На художественность в этом случае не замахиваюсь, а хочу именно перелистать прожитое и поведать прежде всего не о своем бытие, а о событиях, которые, думается, воспроизводят важные приметы Времени, о знаменитых людях, которых – по деяниям их – знали весь бывший Советский Союз, вся Россия, а то и весь мир, и с которыми я был, как говорится, лично знаком.
Знаменитые – это отнюдь не всегда замечательные. Известность приносят и свершенное добро и, увы, свершенное зло, если они масштабны. А иногда в действиях знаменитостей непостижимо перемешаны свет и тень, теоретическое стремление к возвышенным целям и безнравственная неразборчивость в средствах. Пусть факты и люди предстанут такими, какими я их увидел. Зрение мое кому-то может показаться не вполне точным, даже искаженным. Что ж, на снайперство я тоже не претендую. Но постараюсь быть справедливым…
Перелистывая годы, я не буду верен законам последовательности, хронологии, а буду подчиняться, что поделаешь, своеволию памяти.
Но все это – ро мои личные воспоминания… Они являют собой лишь страницы писательского блокнота, который предпочитает язык фактов, конкретности – пусть суховатый, но зато не отвлекающий от сути реальных событий, личностей, встреч.
Однако блокнотные страницы перемежаются новеллами и короткими повестями. Это тоже главы воспоминаний, но чаще они принадлежат как бы не мне, а тем, от чьего имени ведется повествование… Можно сказать, что они записаны мною «с голоса» чужих исповедей. Но и когда новеллы звучат «от третьего лица» – это все равно исповеди, это «тоже из жизни». Все сюжеты, даже самые невообразимые, загадочно соединившие в себе страшное и смешное, рождены реальностью, которая столь часто фантастичнее самой изощренной фантастики. Не случайно книга открывается новеллой «Рентген»: я пытаюсь высветить те недуги, те потрясения, горестные и счастливые, те ошеломившие меня высокие и низменные своеобразности характеров, поступков, с которыми свела жизнь. Нет, пожалуй, точнее сказать иначе: в своих новеллах и повестях я пытаюсь помочь самим читателям с рентгеновской пристальностью вглядеться во все это…
Надеюсь, не покажется нескромностью то, что я, в связи с вышесказанным, процитирую слова писателя и бесстрашного воителя за права людские Льва Разгона: «Анатолий Алексин, как правило, воздерживается от тяжко-окончательной оценки даже тех, кому после его детального нравственного исследования можно было бы поставить диагноз: злокачественно, неизлечимо. Писатель предоставляет право ставить моральные диагнозы читателям, потому что полностью доверяет их умению не только отличать добро от зла, но и устанавливать «степень виновности».

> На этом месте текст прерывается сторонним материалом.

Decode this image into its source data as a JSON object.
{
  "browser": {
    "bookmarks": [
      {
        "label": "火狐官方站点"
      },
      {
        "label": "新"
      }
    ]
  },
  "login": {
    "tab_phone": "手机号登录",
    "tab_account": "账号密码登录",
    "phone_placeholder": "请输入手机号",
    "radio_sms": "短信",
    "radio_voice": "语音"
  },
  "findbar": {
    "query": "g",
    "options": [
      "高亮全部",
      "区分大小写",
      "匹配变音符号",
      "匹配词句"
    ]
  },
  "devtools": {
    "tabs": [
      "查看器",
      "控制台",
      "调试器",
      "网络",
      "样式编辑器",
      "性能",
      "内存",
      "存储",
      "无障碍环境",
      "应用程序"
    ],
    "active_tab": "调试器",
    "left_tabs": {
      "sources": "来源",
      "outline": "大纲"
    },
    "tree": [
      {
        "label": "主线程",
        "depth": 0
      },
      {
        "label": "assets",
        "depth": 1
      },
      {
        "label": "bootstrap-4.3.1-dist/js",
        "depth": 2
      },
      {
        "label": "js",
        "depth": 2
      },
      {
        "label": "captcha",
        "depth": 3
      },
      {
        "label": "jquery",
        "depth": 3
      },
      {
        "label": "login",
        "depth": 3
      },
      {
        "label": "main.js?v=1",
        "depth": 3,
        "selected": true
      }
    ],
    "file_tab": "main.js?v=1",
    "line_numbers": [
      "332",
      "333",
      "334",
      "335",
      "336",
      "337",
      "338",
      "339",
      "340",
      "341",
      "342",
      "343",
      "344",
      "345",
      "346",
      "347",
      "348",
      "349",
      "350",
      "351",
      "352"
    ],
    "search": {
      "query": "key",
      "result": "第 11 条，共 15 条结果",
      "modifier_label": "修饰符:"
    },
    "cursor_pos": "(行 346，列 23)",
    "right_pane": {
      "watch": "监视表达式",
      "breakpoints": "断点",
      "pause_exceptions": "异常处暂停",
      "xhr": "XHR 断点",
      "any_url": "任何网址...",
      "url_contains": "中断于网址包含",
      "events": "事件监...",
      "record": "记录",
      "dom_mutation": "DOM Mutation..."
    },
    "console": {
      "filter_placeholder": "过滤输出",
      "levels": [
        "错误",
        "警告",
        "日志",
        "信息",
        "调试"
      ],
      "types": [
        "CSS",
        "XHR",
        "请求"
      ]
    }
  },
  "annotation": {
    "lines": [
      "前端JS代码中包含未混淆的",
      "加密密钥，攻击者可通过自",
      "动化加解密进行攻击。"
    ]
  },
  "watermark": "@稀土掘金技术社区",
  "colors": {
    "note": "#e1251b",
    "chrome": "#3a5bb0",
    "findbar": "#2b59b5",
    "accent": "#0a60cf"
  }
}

Новеллам и повестям, логично, мне думается, соседствующим с блокнотными записями, я здесь даю те имена, те названия, кои возникали не позже, не потом, а когда я внимал исповедям собеседников. Иные не совпадут с названиями в моих сборниках рассказов и повестей. К тому же, для этого издания я некоторые главы воспоминаний доработал и дополнил.
«Я встретил вас – и все былое…» Тютчевская строка звучит для меня эпиграфом к этим воспоминаниям. «Я встретил вас…» – обращаюсь я к дням и годам.
Былое, ожившее в сердце и памяти, – это и есть моя книга.
Когда-то, в озорном детстве я упала и расшибла коленку. «До свадьбы заживет», – успокоила меня мама. Но предсказание не сбылось… Коленка затаила обиду – и через тридцать лет (когда свадьба давно уж стала воспоминанием!) она неожиданно и злокачественно воспалилась. И решила покинуть меня… вместе со всей ногой.
«Придется ампутировать!» – радуясь отсутствию разногласий, заявил врачебный консилиум.
Я навзрыд захлебнулась кашлем.
– С вами это часто случается? – осведомился глава консилиума.
– Что? – сквозь кашель пробилась я.
– Вот это…
Он как бы указал пальцем на мой кашель.
– В последнее время… часто, – прорывалась я сквозь удушье.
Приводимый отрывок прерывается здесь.